Certes, cet avenir nous réserve des surprises et Morin nous demande de le voir avec lucidité et sans préjugés. Notamment en se méfiant de la mondialisation du modèle occidental “impulsée par le quadrimoteur efficace : science-technique-industrie-capitalisme”, capable d’occasionner des dégâts mettant en danger les équilibres fondamentaux de la planète. Morin appelle à une prise de conscience de l’inter-solidarité humaine et de la communauté de destin planétaire. Seule une “éthique de la connaissance” peut nous permettre de gérer nos contradictions et de développer des qualités proprement humaines.
“Cette traduction des idées de Morin représente, pour moi, une réponse à la folie de l’homme et à sa propre témérité sur terre, une sonnette d’ alarme pour que l’homme soit plus juste dans ses choix.
“La traduction est un pont entre les cultures et rapproche les peuples les uns des autres, et ce dialogue des civilisations entre les communautés est très nécessaire, surtout à l’heure actuelle, pour comprendre l’autre, s’enrichir mutuellement pour diffuser la pensée des Lumières, une chandelle dans les sentiers de l’homme, donner l’espoir de contribuer à la promotion de la paix et la stabilité dans le monde. Dans ce contexte, je voudrais mettre l’accent sur le rôle important joué par la Philosophie, les Arts et les Lettres dans l’accomplissement de l’individu et de sa pensée.
“Dans mon parcours de traductrice, et mon isolement lors de ces moments contradictoires,
difficiles et joyeux, je me demandais si les textes que je traduisais allaient être lus par des arabophones et leur être utiles.

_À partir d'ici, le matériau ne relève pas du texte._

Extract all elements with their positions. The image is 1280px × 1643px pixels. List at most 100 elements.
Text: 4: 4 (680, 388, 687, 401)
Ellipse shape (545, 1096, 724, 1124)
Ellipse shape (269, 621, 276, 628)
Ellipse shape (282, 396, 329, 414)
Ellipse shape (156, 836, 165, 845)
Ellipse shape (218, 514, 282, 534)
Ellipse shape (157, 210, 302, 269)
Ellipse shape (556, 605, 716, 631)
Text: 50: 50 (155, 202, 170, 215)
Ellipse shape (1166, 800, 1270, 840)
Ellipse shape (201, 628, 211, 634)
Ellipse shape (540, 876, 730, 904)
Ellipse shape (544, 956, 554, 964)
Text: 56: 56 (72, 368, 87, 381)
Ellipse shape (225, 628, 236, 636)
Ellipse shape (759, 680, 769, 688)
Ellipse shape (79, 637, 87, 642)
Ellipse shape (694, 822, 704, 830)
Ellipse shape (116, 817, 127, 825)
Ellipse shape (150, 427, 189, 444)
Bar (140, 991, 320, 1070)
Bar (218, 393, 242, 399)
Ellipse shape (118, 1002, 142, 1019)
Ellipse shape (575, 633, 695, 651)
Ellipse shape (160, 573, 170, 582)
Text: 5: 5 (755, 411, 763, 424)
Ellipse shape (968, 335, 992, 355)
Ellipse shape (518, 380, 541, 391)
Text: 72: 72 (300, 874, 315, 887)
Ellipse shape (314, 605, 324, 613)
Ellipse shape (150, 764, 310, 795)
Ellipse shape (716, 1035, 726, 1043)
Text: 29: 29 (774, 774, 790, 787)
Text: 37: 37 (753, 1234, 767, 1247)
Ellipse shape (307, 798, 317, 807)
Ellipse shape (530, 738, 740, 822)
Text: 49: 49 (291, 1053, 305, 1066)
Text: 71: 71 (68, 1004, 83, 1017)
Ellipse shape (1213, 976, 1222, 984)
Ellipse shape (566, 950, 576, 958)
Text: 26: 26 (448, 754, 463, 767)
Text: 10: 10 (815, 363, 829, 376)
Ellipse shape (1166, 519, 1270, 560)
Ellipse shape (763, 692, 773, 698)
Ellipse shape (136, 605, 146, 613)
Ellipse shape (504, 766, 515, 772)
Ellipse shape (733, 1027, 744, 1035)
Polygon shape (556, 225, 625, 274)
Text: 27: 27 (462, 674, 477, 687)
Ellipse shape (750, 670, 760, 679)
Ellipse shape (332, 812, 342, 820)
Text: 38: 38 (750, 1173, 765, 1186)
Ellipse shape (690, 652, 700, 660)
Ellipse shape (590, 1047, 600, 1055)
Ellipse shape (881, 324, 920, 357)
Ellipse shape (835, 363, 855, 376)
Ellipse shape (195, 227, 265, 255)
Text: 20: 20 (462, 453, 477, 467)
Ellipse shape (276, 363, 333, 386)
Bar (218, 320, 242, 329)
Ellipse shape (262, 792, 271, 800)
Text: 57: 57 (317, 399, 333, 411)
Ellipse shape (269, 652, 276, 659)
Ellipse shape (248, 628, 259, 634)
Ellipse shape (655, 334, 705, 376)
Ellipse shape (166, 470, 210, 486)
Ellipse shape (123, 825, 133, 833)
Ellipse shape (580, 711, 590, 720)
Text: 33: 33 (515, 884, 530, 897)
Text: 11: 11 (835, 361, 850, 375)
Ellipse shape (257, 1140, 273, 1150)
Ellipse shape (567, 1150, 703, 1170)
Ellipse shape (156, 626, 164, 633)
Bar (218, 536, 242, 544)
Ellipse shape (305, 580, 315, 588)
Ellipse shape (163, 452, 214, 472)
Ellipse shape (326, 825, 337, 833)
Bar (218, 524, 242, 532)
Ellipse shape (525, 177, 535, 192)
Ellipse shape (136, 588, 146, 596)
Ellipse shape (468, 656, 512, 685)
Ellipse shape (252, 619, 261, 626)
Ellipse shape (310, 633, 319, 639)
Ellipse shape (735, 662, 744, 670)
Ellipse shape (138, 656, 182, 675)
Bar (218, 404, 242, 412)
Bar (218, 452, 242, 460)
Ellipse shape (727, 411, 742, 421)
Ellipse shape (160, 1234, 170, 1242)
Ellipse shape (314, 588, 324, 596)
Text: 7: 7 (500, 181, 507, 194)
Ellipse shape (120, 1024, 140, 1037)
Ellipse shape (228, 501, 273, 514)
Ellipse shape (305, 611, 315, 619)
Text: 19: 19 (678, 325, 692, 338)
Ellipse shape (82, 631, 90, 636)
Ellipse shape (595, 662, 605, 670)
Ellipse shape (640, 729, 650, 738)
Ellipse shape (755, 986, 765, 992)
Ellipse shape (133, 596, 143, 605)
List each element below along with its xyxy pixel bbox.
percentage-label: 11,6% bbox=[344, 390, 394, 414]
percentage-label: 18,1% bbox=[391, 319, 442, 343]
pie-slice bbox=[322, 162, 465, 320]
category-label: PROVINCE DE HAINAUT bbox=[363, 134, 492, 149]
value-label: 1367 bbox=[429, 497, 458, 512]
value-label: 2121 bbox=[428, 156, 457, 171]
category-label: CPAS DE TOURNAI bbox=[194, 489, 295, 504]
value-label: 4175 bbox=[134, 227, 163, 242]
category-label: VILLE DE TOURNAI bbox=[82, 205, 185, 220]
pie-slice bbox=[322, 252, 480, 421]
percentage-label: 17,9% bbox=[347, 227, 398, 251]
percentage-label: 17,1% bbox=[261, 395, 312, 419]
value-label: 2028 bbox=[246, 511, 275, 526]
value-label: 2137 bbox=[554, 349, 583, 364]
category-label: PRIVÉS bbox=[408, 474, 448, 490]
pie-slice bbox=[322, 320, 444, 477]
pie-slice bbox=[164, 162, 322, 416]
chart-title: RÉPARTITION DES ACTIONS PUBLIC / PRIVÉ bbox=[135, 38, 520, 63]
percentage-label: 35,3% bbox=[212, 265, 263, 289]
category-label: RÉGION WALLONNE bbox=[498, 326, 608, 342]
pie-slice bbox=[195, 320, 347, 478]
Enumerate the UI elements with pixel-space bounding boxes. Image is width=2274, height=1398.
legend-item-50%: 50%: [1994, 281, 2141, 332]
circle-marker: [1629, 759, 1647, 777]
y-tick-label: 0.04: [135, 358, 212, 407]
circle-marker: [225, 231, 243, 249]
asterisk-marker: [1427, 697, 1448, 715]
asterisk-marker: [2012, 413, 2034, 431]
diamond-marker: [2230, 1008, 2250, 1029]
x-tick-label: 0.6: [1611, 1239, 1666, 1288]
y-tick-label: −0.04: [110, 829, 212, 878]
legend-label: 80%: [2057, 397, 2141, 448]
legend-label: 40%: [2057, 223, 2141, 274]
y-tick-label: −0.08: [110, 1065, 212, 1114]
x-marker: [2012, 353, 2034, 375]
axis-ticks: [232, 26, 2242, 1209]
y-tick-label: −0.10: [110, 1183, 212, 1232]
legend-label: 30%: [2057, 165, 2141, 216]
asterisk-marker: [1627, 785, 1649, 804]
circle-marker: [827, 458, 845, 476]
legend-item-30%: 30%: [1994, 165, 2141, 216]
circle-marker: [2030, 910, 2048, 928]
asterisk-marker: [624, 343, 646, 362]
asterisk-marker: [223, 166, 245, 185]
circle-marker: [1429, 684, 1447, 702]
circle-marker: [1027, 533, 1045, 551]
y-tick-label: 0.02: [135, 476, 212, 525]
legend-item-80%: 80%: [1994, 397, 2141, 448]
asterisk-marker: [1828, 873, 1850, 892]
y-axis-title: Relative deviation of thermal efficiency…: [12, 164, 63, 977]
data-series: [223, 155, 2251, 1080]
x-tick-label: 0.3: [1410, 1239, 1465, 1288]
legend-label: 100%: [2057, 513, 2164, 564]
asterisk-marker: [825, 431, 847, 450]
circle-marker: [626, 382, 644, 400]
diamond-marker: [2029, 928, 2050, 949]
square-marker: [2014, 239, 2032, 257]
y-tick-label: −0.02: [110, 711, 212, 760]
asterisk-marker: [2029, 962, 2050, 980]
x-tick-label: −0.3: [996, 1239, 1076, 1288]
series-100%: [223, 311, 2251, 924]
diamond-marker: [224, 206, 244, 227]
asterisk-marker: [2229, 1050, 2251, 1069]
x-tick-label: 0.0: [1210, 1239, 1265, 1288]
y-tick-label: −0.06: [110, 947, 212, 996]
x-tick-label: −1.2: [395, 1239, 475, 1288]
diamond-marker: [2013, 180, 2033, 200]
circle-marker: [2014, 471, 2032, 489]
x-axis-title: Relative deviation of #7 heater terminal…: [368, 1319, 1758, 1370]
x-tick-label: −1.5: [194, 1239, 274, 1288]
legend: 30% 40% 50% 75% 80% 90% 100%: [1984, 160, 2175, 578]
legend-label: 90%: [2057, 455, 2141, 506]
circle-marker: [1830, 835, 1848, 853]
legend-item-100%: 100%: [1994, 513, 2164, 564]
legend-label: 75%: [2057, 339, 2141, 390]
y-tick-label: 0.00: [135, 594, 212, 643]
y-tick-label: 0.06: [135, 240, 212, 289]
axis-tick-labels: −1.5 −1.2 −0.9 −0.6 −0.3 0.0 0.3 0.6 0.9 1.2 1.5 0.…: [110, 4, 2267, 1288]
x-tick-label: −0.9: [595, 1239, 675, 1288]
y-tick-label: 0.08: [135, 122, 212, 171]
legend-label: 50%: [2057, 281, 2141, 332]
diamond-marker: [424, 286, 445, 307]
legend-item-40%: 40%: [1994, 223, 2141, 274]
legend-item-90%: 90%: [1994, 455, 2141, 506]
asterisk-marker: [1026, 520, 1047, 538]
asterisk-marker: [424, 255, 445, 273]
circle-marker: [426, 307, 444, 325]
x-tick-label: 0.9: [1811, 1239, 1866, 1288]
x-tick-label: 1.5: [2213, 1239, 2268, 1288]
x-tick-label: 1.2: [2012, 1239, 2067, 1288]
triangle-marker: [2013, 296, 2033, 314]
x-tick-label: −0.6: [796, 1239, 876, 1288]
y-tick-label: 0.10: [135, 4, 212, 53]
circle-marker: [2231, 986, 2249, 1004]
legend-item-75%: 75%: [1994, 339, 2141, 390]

J’éprouvais du bonheur quand je recevais de temps à autre temps des courriers électroniques de lecteurs arabes pour me féliciter de ma traduction de Morin ou d’un doctorant préparant sa thèse sur Morin en arabe me demandant si j’avais d’autres traductions de lui.
“Ce Prix est une reconnaissance et une récompense qui m’a honoré et je continuerai à traduire afin d’enrichir le dialogue des cultures et contribuer, modestement, à rapprocher les civilisations.”